SG「ミンギュヒョン!なまえさん来たよ!」

俺となまえのやり取りを聞いたスングァニがキッチンにいるミンギュを呼ぶ。
本当に気の利くよく出来た弟だ。

WZ「スングァナ、ありがとう。」
SG「うん、ミンギュヒョンもすぐ来るとおも…ほら来た!」

ミンギュがキッチンから顔を出すと緊張してたなまえの表情も少し和らぐ。

MG「なまえさん!お帰りなさい!ヒョンもお帰り!」
WZ「ただいま、俺荷物置いて来るからなまえのこと頼むわ。」
HS「俺にも頼めよ!」

騒ぐホシになまえは極度の人見知りだと伝えると大人しくなった。

WZ「じゃあミンギュと居てって…なまえ?お前なんで泣いて…」

俯いてたなまえの頬が濡れてることに気付いて、慌てて顔を覗き込む。

「え、あ、ごめん…。

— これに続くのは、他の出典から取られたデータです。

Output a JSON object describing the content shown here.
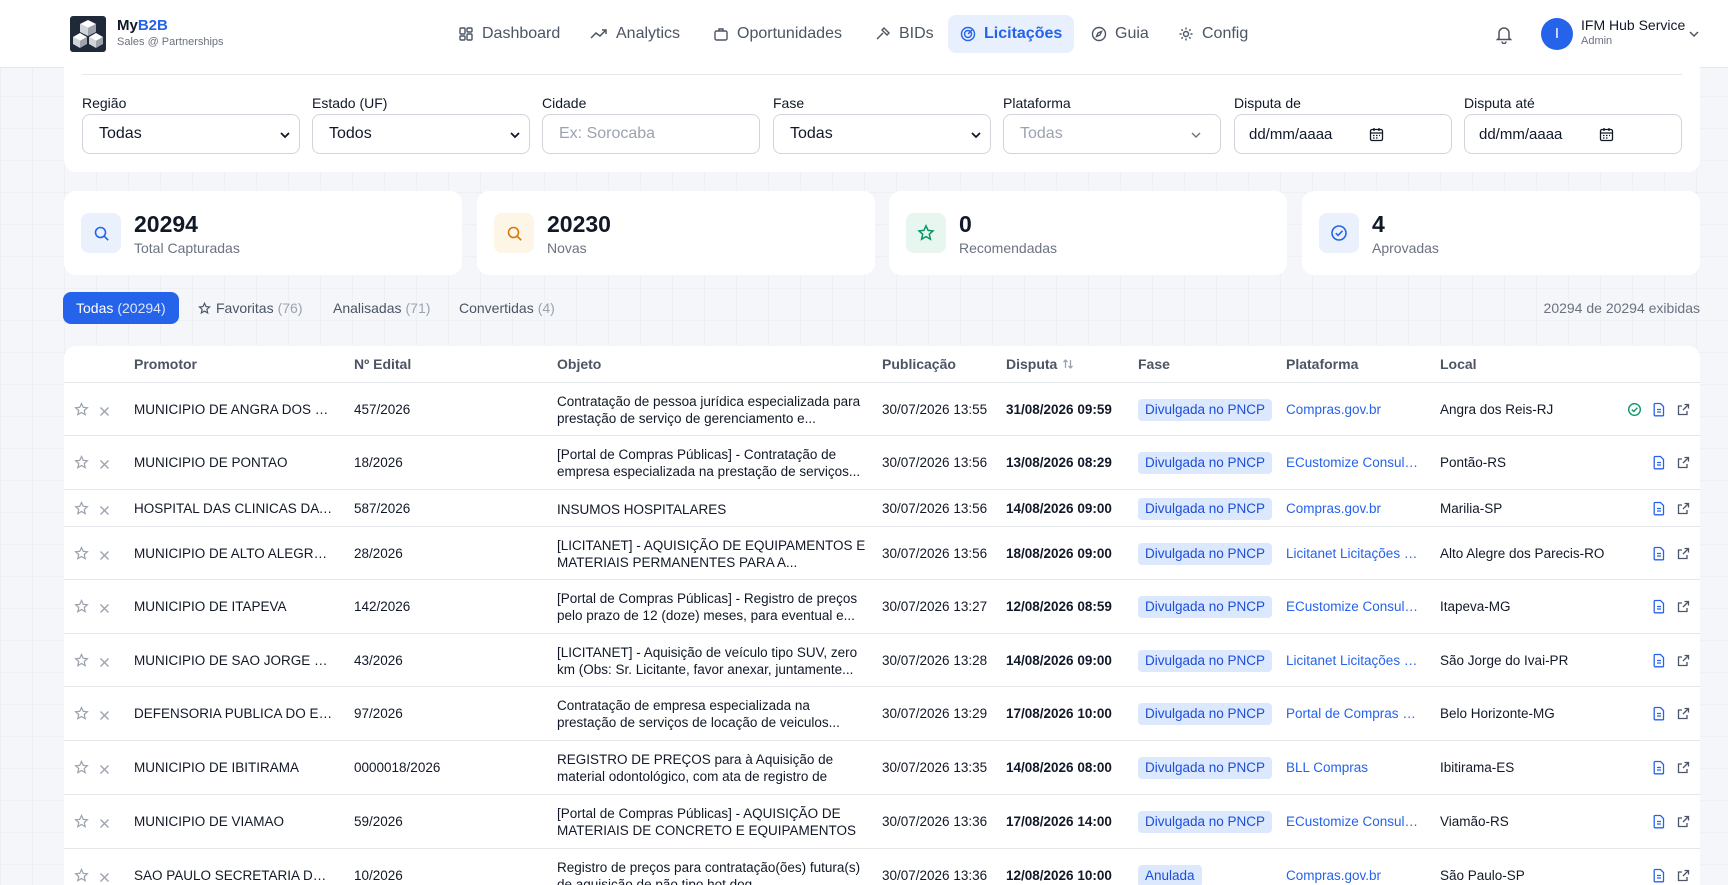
{
  "brand": {
    "name_prefix": "My",
    "name_suffix": "B2B",
    "subtitle": "Sales @ Partnerships"
  },
  "nav": [
    {
      "label": "Dashboard",
      "icon": "dashboard-icon"
    },
    {
      "label": "Analytics",
      "icon": "trend-icon"
    },
    {
      "label": "Oportunidades",
      "icon": "briefcase-icon"
    },
    {
      "label": "BIDs",
      "icon": "gavel-icon"
    },
    {
      "label": "Licitações",
      "icon": "radar-icon",
      "active": true
    },
    {
      "label": "Guia",
      "icon": "compass-icon"
    },
    {
      "label": "Config",
      "icon": "gear-icon"
    }
  ],
  "user": {
    "initial": "I",
    "name": "IFM Hub Service",
    "role": "Admin"
  },
  "filters": {
    "regiao": {
      "label": "Região",
      "value": "Todas"
    },
    "estado": {
      "label": "Estado (UF)",
      "value": "Todos"
    },
    "cidade": {
      "label": "Cidade",
      "placeholder": "Ex: Sorocaba"
    },
    "fase": {
      "label": "Fase",
      "value": "Todas"
    },
    "plataforma": {
      "label": "Plataforma",
      "value": "Todas"
    },
    "disputa_de": {
      "label": "Disputa de",
      "value": "dd/mm/aaaa"
    },
    "disputa_ate": {
      "label": "Disputa até",
      "value": "dd/mm/aaaa"
    }
  },
  "stats": [
    {
      "value": "20294",
      "label": "Total Capturadas",
      "icon": "search-icon",
      "color": "#2563eb",
      "bg": "#eaf1fd"
    },
    {
      "value": "20230",
      "label": "Novas",
      "icon": "search-icon",
      "color": "#d97706",
      "bg": "#fdf6e7"
    },
    {
      "value": "0",
      "label": "Recomendadas",
      "icon": "star-icon",
      "color": "#059669",
      "bg": "#e7f7ef"
    },
    {
      "value": "4",
      "label": "Aprovadas",
      "icon": "check-circle-icon",
      "color": "#2563eb",
      "bg": "#eaf1fd"
    }
  ],
  "tabs": [
    {
      "label": "Todas",
      "count": "(20294)",
      "active": true
    },
    {
      "label": "Favoritas",
      "count": "(76)"
    },
    {
      "label": "Analisadas",
      "count": "(71)"
    },
    {
      "label": "Convertidas",
      "count": "(4)"
    }
  ],
  "shown_text": "20294 de 20294 exibidas",
  "table": {
    "headers": {
      "promotor": "Promotor",
      "edital": "Nº Edital",
      "objeto": "Objeto",
      "publicacao": "Publicação",
      "disputa": "Disputa",
      "fase": "Fase",
      "plataforma": "Plataforma",
      "local": "Local"
    },
    "rows": [
      {
        "promotor": "MUNICIPIO DE ANGRA DOS REIS",
        "edital": "457/2026",
        "objeto": "Contratação de pessoa jurídica especializada para prestação de serviço de gerenciamento e...",
        "publicacao": "30/07/2026 13:55",
        "disputa": "31/08/2026 09:59",
        "fase": "Divulgada no PNCP",
        "plataforma": "Compras.gov.br",
        "local": "Angra dos Reis-RJ",
        "approved": true
      },
      {
        "promotor": "MUNICIPIO DE PONTAO",
        "edital": "18/2026",
        "objeto": "[Portal de Compras Públicas] - Contratação de empresa especializada na prestação de serviços...",
        "publicacao": "30/07/2026 13:56",
        "disputa": "13/08/2026 08:29",
        "fase": "Divulgada no PNCP",
        "plataforma": "ECustomize Consultoria em Software",
        "local": "Pontão-RS"
      },
      {
        "promotor": "HOSPITAL DAS CLINICAS DA FACULDADE DE MEDICINA DE MARILIA",
        "edital": "587/2026",
        "objeto": "INSUMOS HOSPITALARES",
        "publicacao": "30/07/2026 13:56",
        "disputa": "14/08/2026 09:00",
        "fase": "Divulgada no PNCP",
        "plataforma": "Compras.gov.br",
        "local": "Marilia-SP"
      },
      {
        "promotor": "MUNICIPIO DE ALTO ALEGRE DOS PARECIS",
        "edital": "28/2026",
        "objeto": "[LICITANET] - AQUISIÇÃO DE EQUIPAMENTOS E MATERIAIS PERMANENTES PARA A...",
        "publicacao": "30/07/2026 13:56",
        "disputa": "18/08/2026 09:00",
        "fase": "Divulgada no PNCP",
        "plataforma": "Licitanet Licitações Eletrônicas",
        "local": "Alto Alegre dos Parecis-RO"
      },
      {
        "promotor": "MUNICIPIO DE ITAPEVA",
        "edital": "142/2026",
        "objeto": "[Portal de Compras Públicas] - Registro de preços pelo prazo de 12 (doze) meses, para eventual e...",
        "publicacao": "30/07/2026 13:27",
        "disputa": "12/08/2026 08:59",
        "fase": "Divulgada no PNCP",
        "plataforma": "ECustomize Consultoria em Software",
        "local": "Itapeva-MG"
      },
      {
        "promotor": "MUNICIPIO DE SAO JORGE DO IVAI",
        "edital": "43/2026",
        "objeto": "[LICITANET] - Aquisição de veículo tipo SUV, zero km (Obs: Sr. Licitante, favor anexar, juntamente...",
        "publicacao": "30/07/2026 13:28",
        "disputa": "14/08/2026 09:00",
        "fase": "Divulgada no PNCP",
        "plataforma": "Licitanet Licitações Eletrônicas",
        "local": "São Jorge do Ivai-PR"
      },
      {
        "promotor": "DEFENSORIA PUBLICA DO ESTADO DE MINAS GERAIS",
        "edital": "97/2026",
        "objeto": "Contratação de empresa especializada na prestação de serviços de locação de veiculos...",
        "publicacao": "30/07/2026 13:29",
        "disputa": "17/08/2026 10:00",
        "fase": "Divulgada no PNCP",
        "plataforma": "Portal de Compras de Minas Gerais",
        "local": "Belo Horizonte-MG"
      },
      {
        "promotor": "MUNICIPIO DE IBITIRAMA",
        "edital": "0000018/2026",
        "objeto": "REGISTRO DE PREÇOS para à Aquisição de material odontológico, com ata de registro de preço, para...",
        "publicacao": "30/07/2026 13:35",
        "disputa": "14/08/2026 08:00",
        "fase": "Divulgada no PNCP",
        "plataforma": "BLL Compras",
        "local": "Ibitirama-ES"
      },
      {
        "promotor": "MUNICIPIO DE VIAMAO",
        "edital": "59/2026",
        "objeto": "[Portal de Compras Públicas] - AQUISIÇÃO DE MATERIAIS DE CONCRETO E EQUIPAMENTOS",
        "publicacao": "30/07/2026 13:36",
        "disputa": "17/08/2026 14:00",
        "fase": "Divulgada no PNCP",
        "plataforma": "ECustomize Consultoria em Software",
        "local": "Viamão-RS"
      },
      {
        "promotor": "SAO PAULO SECRETARIA DA EDUCACAO",
        "edital": "10/2026",
        "objeto": "Registro de preços para contratação(ões) futura(s) de aquisição de pão tipo hot dog...",
        "publicacao": "30/07/2026 13:36",
        "disputa": "12/08/2026 10:00",
        "fase": "Anulada",
        "plataforma": "Compras.gov.br",
        "local": "São Paulo-SP"
      }
    ]
  }
}
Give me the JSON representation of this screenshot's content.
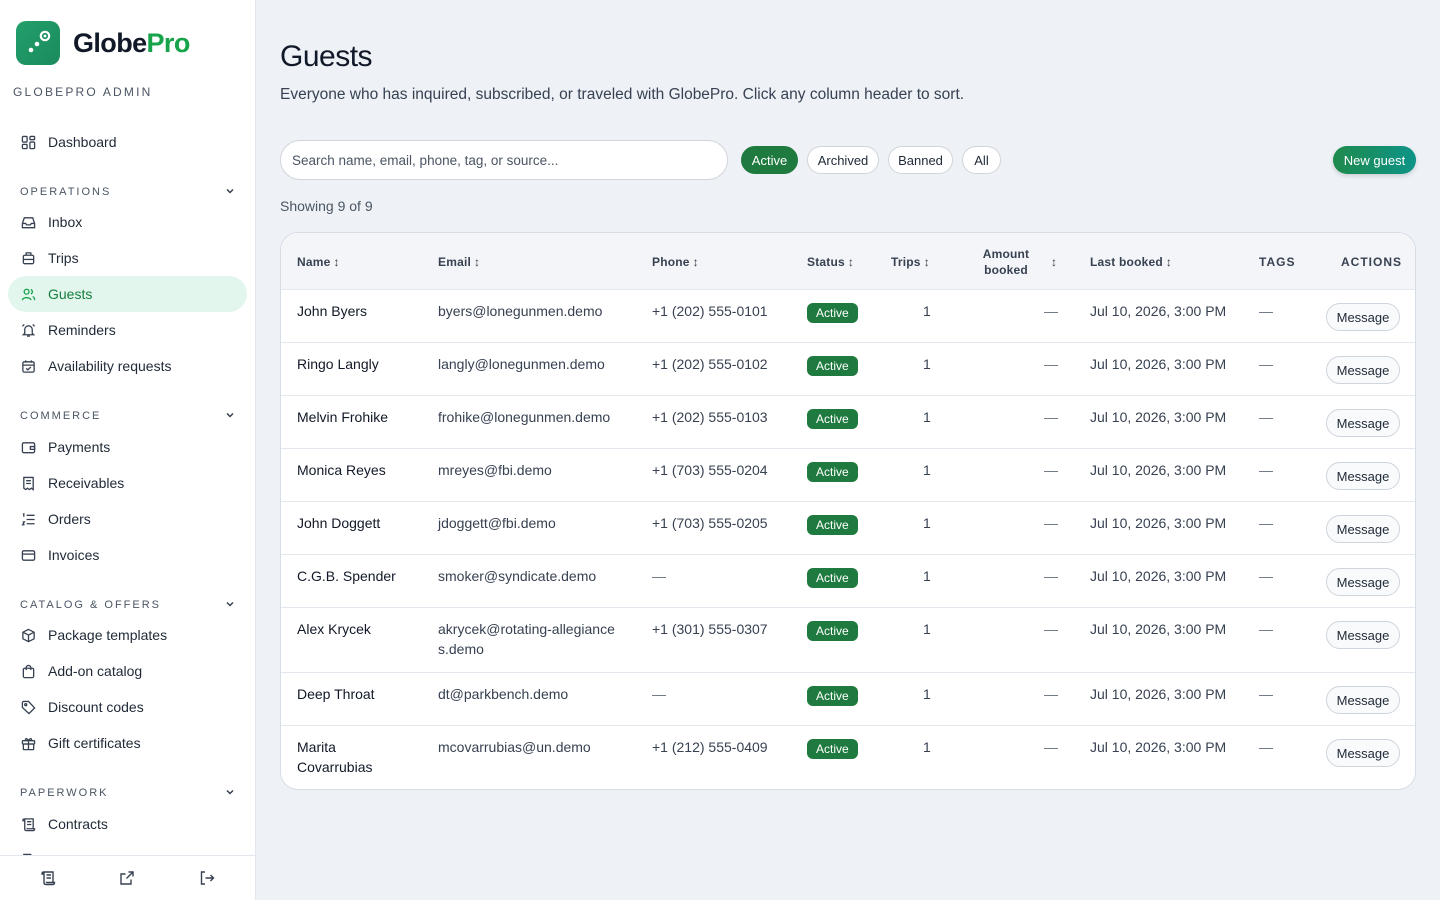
{
  "brand": {
    "name_main": "Globe",
    "name_accent": "Pro",
    "subtitle": "GLOBEPRO ADMIN"
  },
  "sidebar": {
    "dashboard": "Dashboard",
    "sections": [
      {
        "label": "OPERATIONS",
        "items": [
          "Inbox",
          "Trips",
          "Guests",
          "Reminders",
          "Availability requests"
        ]
      },
      {
        "label": "COMMERCE",
        "items": [
          "Payments",
          "Receivables",
          "Orders",
          "Invoices"
        ]
      },
      {
        "label": "CATALOG & OFFERS",
        "items": [
          "Package templates",
          "Add-on catalog",
          "Discount codes",
          "Gift certificates"
        ]
      },
      {
        "label": "PAPERWORK",
        "items": [
          "Contracts"
        ]
      }
    ],
    "active_item": "Guests"
  },
  "page": {
    "title": "Guests",
    "subtitle": "Everyone who has inquired, subscribed, or traveled with GlobePro. Click any column header to sort."
  },
  "toolbar": {
    "search_placeholder": "Search name, email, phone, tag, or source...",
    "filters": [
      "Active",
      "Archived",
      "Banned",
      "All"
    ],
    "active_filter": "Active",
    "new_button": "New guest",
    "showing": "Showing 9 of 9"
  },
  "table": {
    "headers": {
      "name": "Name",
      "email": "Email",
      "phone": "Phone",
      "status": "Status",
      "trips": "Trips",
      "amount_line1": "Amount",
      "amount_line2": "booked",
      "last_booked": "Last booked",
      "tags": "TAGS",
      "actions": "ACTIONS",
      "sort_glyph": "↕"
    },
    "action_label": "Message",
    "rows": [
      {
        "name": "John Byers",
        "email": "byers@lonegunmen.demo",
        "phone": "+1 (202) 555-0101",
        "status": "Active",
        "trips": "1",
        "amount": "—",
        "last_booked": "Jul 10, 2026, 3:00 PM",
        "tags": "—"
      },
      {
        "name": "Ringo Langly",
        "email": "langly@lonegunmen.demo",
        "phone": "+1 (202) 555-0102",
        "status": "Active",
        "trips": "1",
        "amount": "—",
        "last_booked": "Jul 10, 2026, 3:00 PM",
        "tags": "—"
      },
      {
        "name": "Melvin Frohike",
        "email": "frohike@lonegunmen.demo",
        "phone": "+1 (202) 555-0103",
        "status": "Active",
        "trips": "1",
        "amount": "—",
        "last_booked": "Jul 10, 2026, 3:00 PM",
        "tags": "—"
      },
      {
        "name": "Monica Reyes",
        "email": "mreyes@fbi.demo",
        "phone": "+1 (703) 555-0204",
        "status": "Active",
        "trips": "1",
        "amount": "—",
        "last_booked": "Jul 10, 2026, 3:00 PM",
        "tags": "—"
      },
      {
        "name": "John Doggett",
        "email": "jdoggett@fbi.demo",
        "phone": "+1 (703) 555-0205",
        "status": "Active",
        "trips": "1",
        "amount": "—",
        "last_booked": "Jul 10, 2026, 3:00 PM",
        "tags": "—"
      },
      {
        "name": "C.G.B. Spender",
        "email": "smoker@syndicate.demo",
        "phone": "—",
        "status": "Active",
        "trips": "1",
        "amount": "—",
        "last_booked": "Jul 10, 2026, 3:00 PM",
        "tags": "—"
      },
      {
        "name": "Alex Krycek",
        "email_line1": "akrycek@rotating-allegiance",
        "email_line2": "s.demo",
        "phone": "+1 (301) 555-0307",
        "status": "Active",
        "trips": "1",
        "amount": "—",
        "last_booked": "Jul 10, 2026, 3:00 PM",
        "tags": "—"
      },
      {
        "name": "Deep Throat",
        "email": "dt@parkbench.demo",
        "phone": "—",
        "status": "Active",
        "trips": "1",
        "amount": "—",
        "last_booked": "Jul 10, 2026, 3:00 PM",
        "tags": "—"
      },
      {
        "name_line1": "Marita",
        "name_line2": "Covarrubias",
        "email": "mcovarrubias@un.demo",
        "phone": "+1 (212) 555-0409",
        "status": "Active",
        "trips": "1",
        "amount": "—",
        "last_booked": "Jul 10, 2026, 3:00 PM",
        "tags": "—"
      }
    ]
  },
  "colors": {
    "accent": "#16a34a",
    "active_badge": "#1f7a3f",
    "active_nav_bg": "#e3f6ee"
  }
}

ミンギュさんが…」
MG「え?俺!?」
SG「ヒョン!なまえさんになんかしたの!?」
MG「え!?し、してないって!え!?ひょ、ヒョン俺、何もしてないよ!」

慌ててるミンギュに分かってるよと言うように頷くと、安心したように胸を撫で下ろす。

「ごめんなさい、あの、嬉しくて…。おかえりなさいって言ってくれたことが…。」

そう言ってまたベソをかいて俺に抱きついて来るなまえを片腕で抱き締める。

おかえりなんて、俺らにとって当たり前の言葉だった。
でも、なまえにとって“おかえり”って言葉は泣くくらい嬉しかったんだな…。

MG「毎日言います!おかえりって!だからもう泣かないでください。それより味見してもらっていいですか?」
「はい!」

ミンギュの言葉に顔を上げ嬉しそうに微笑むなまえを見て、非力な俺だけどやっぱりこのままじゃダメだと強く思った。